In the end it's whether or not you want the right to sell commercial use of your artwork to be an extra thing you'd willingly provide on top of commissions.
It's also up to you to do so via a contract OR not. But keep records of everything that discusses the sale of commercial use. Emails, bank records if money changes hands etc. If you do end up taking legal action, it'll cover your own backside. Plus they'll expect evidence, without it well your case will be hard to prove.
With this item the customers are buying your art on shirts and not just the shirt. They could buy any shirt but they buy his shirt with your art on it.
What is unique here is not the shirt it is your art.
If you demand what your art is really worth you might ask for too much up front for a small outfit that is just starting out so I would suggest a small amount per shirt sold.
5c per shirt sold means if your art is rubbish and only one shirt sells you only get 5c but if your art is hot and 10,000 shirts sell and he gets rich with profits made from your art of around 50,000 dollars you will get 500 dollars and that is a sweet deal for you.
Or you could mix it up and ask for 10 dollars up front and 4c per shirt sold or 20 dollars up front and 3c per shirt sold.
If your art is real good you could be clever and ask a compound amount of 5c for every shirt up to 1000 shirts sold and 10c for every extra shirt sold over the 1000.
For him any shirts you help him sell over 1000 are gravy and this pricing model makes them gravy for you too.
With this pricing model if he makes huge profits from your art you get hooked into those same huge profits. This could end up being a real big earner for you if your art is good enough and you cut the right deal.
If he sells huge numbers of shirts due to your art being in demand then it is your art that is made all the sales not his shirts so you can ask 10c for all the shirts over the first 1000.
If for example he sells 20,000 shirts the breakdown is then 1000 x 5c plus 19000 x 10c that yields 50 dollars plus 950 dollars that is a cool 1000 dollars for you and he gets 100,000 dollars from his shirt sales and he wont miss the 1000 he gives to you for making his 100,000 possible
He is unlikely to sell 20,000 shirts but the principle holds.
The principle is less can be more. Taking less or nothing up front helps his bottom line and reduces his overheads on small numbers of sales but the money skyrockets for you if your art, his shirts, and his marketing skills all work together.
No business man should refuse zero upfront cost and a few cents per item sold because that is a sweet deal for him ask him how many shirts he expects to sell before cutting a deal.

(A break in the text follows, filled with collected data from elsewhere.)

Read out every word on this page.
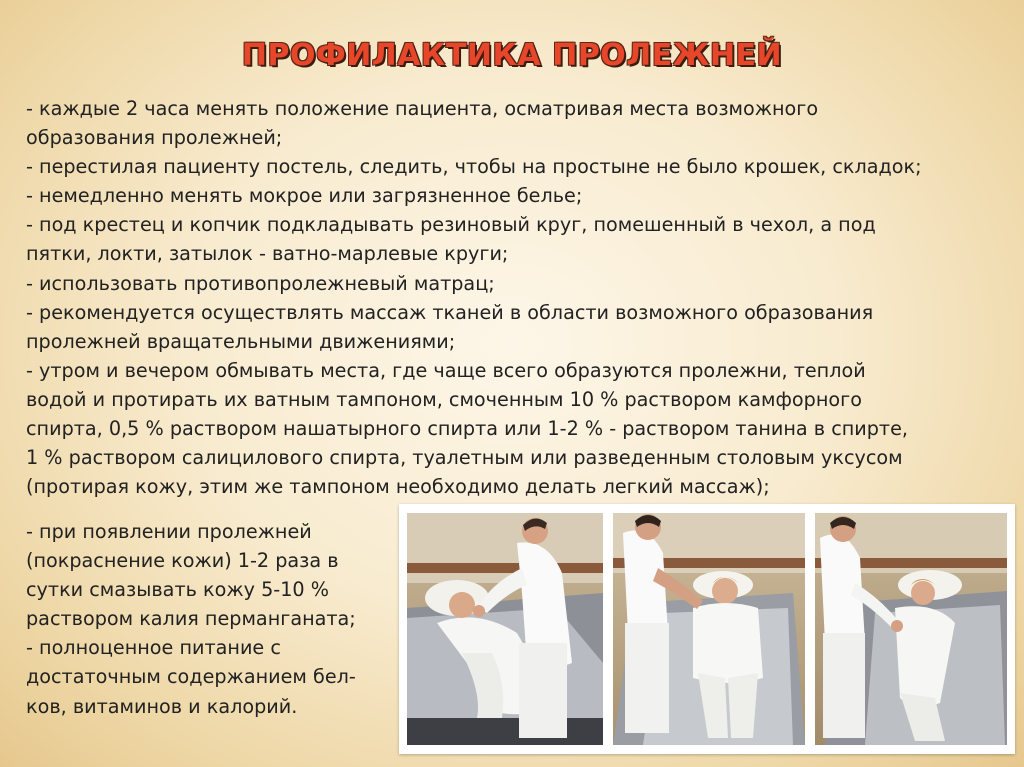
ПРОФИЛАКТИКА ПРОЛЕЖНЕЙ

- каждые 2 часа менять положение пациента, осматривая места возможного

образования пролежней;

- перестилая пациенту постель, следить, чтобы на простыне не было крошек, складок;

- немедленно менять мокрое или загрязненное белье;

- под крестец и копчик подкладывать резиновый круг, помешенный в чехол, а под

пятки, локти, затылок - ватно-марлевые круги;

- использовать противопролежневый матрац;

- рекомендуется осуществлять массаж тканей в области возможного образования

пролежней вращательными движениями;

- утром и вечером обмывать места, где чаще всего образуются пролежни, теплой

водой и протирать их ватным тампоном, смоченным 10 % раствором камфорного

спирта, 0,5 % раствором нашатырного спирта или 1-2 % - раствором танина в спирте,

1 % раствором салицилового спирта, туалетным или разведенным столовым уксусом

(протирая кожу, этим же тампоном необходимо делать легкий массаж);

- при появлении пролежней

(покраснение кожи) 1-2 раза в

сутки смазывать кожу 5-10 %

раствором калия перманганата;

- полноценное питание с

достаточным содержанием бел-

ков, витаминов и калорий.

This could be the start of a great partnership you support his business while ensuring you still get good money if your art is good. This is how you can do that.
This will also encourage him to come back to you for more art as it makes him more profit and doesnt take any money off him up front.

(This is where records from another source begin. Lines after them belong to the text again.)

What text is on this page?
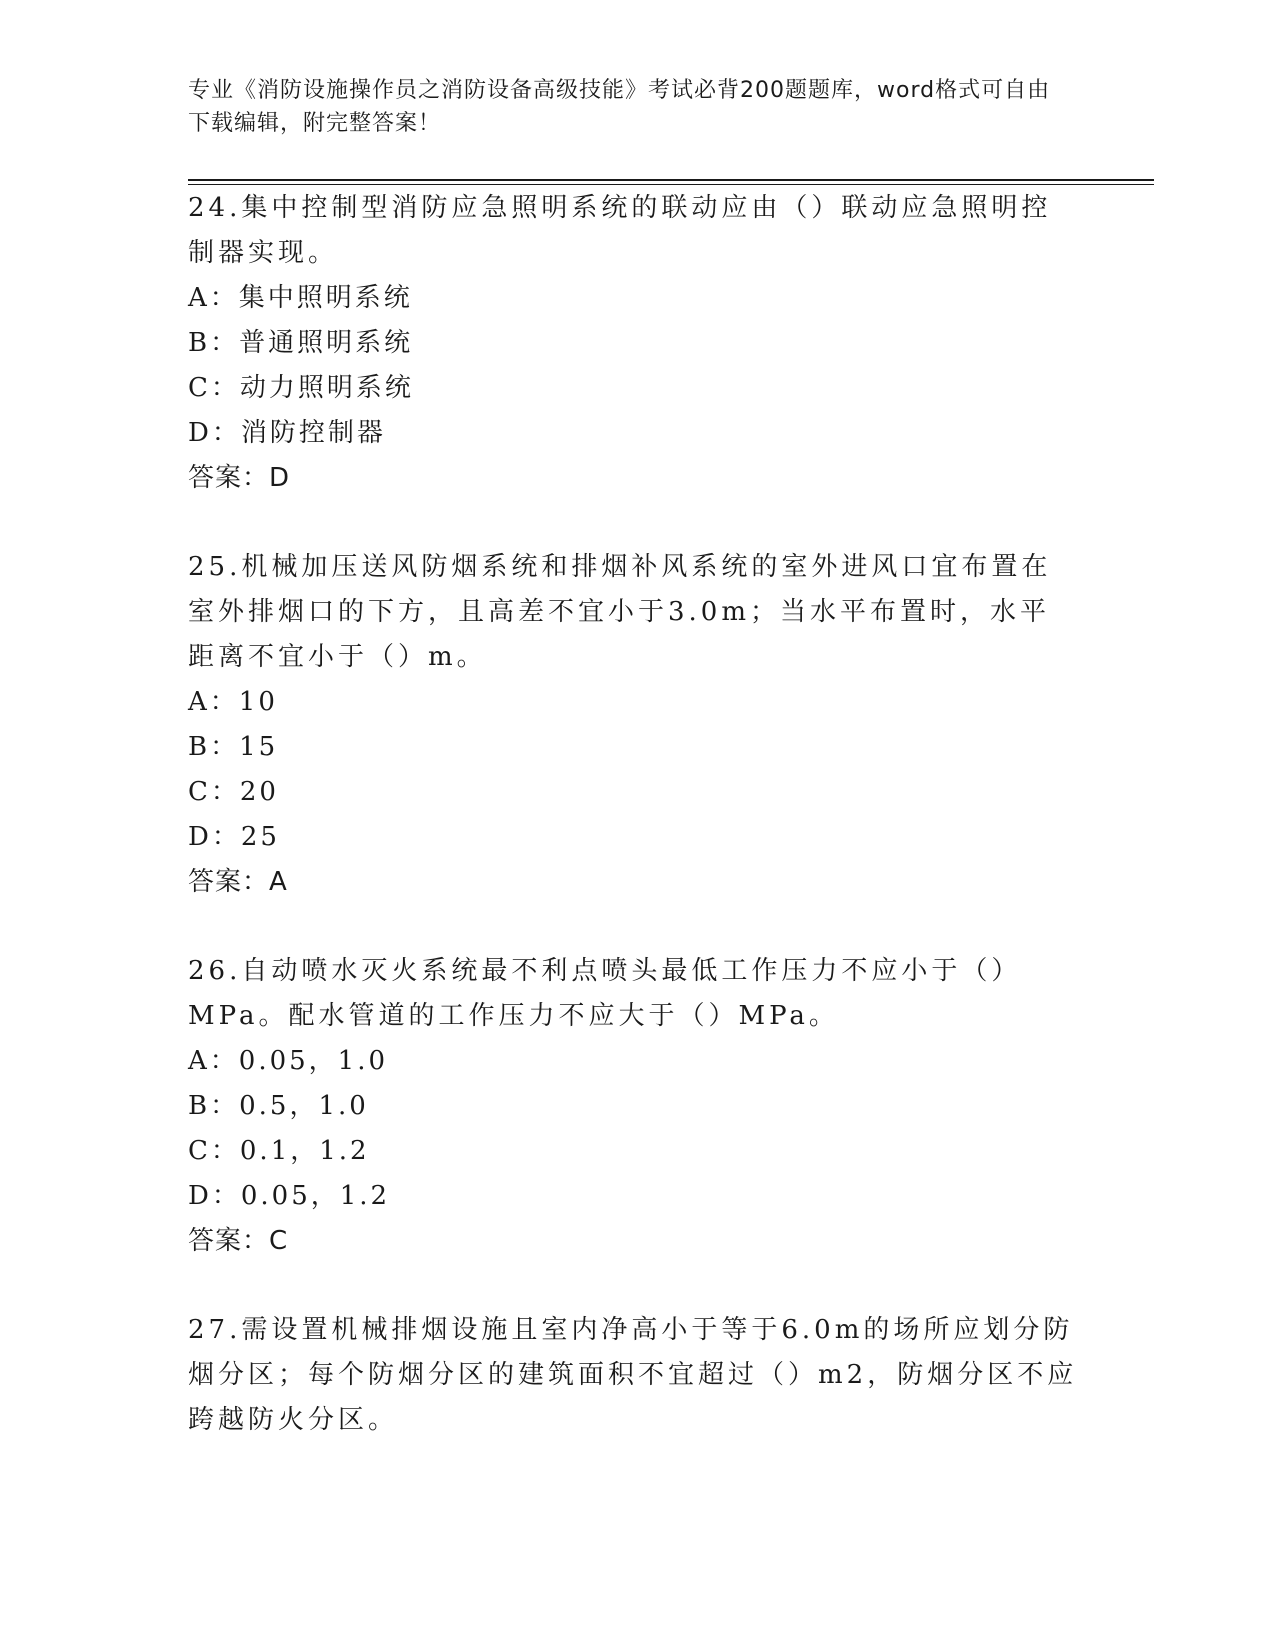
专业《消防设施操作员之消防设备高级技能》考试必背200题题库，word格式可自由下载编辑，附完整答案！

24.集中控制型消防应急照明系统的联动应由（）联动应急照明控制器实现。

A：集中照明系统

B：普通照明系统

C：动力照明系统

D：消防控制器

答案：D

25.机械加压送风防烟系统和排烟补风系统的室外进风口宜布置在室外排烟口的下方，且高差不宜小于3.0m；当水平布置时，水平距离不宜小于（）m。

A：10

B：15

C：20

D：25

答案：A

26.自动喷水灭火系统最不利点喷头最低工作压力不应小于（）MPa。配水管道的工作压力不应大于（）MPa。

A：0.05，1.0

B：0.5，1.0

C：0.1，1.2

D：0.05，1.2

答案：C

27.需设置机械排烟设施且室内净高小于等于6.0m的场所应划分防烟分区；每个防烟分区的建筑面积不宜超过（）m2，防烟分区不应跨越防火分区。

Remember this, if you cut a deal of a small amount to you per shirt sold it ceases to be commission work but becomes a regular income for you. As he sells his shirts he sends you the earnings you make from his sales.
You might eventually end up not having to do any work and the money still rolls in as he keeps selling those same shirts with your art on them year after year.
For commericla use I wouldn't take less than $100, and I take $15-25 for fullbody for non-commercial. So you, probably $160-200 It's commerce. They'll make money on it. Only natural they should be willing to pay more.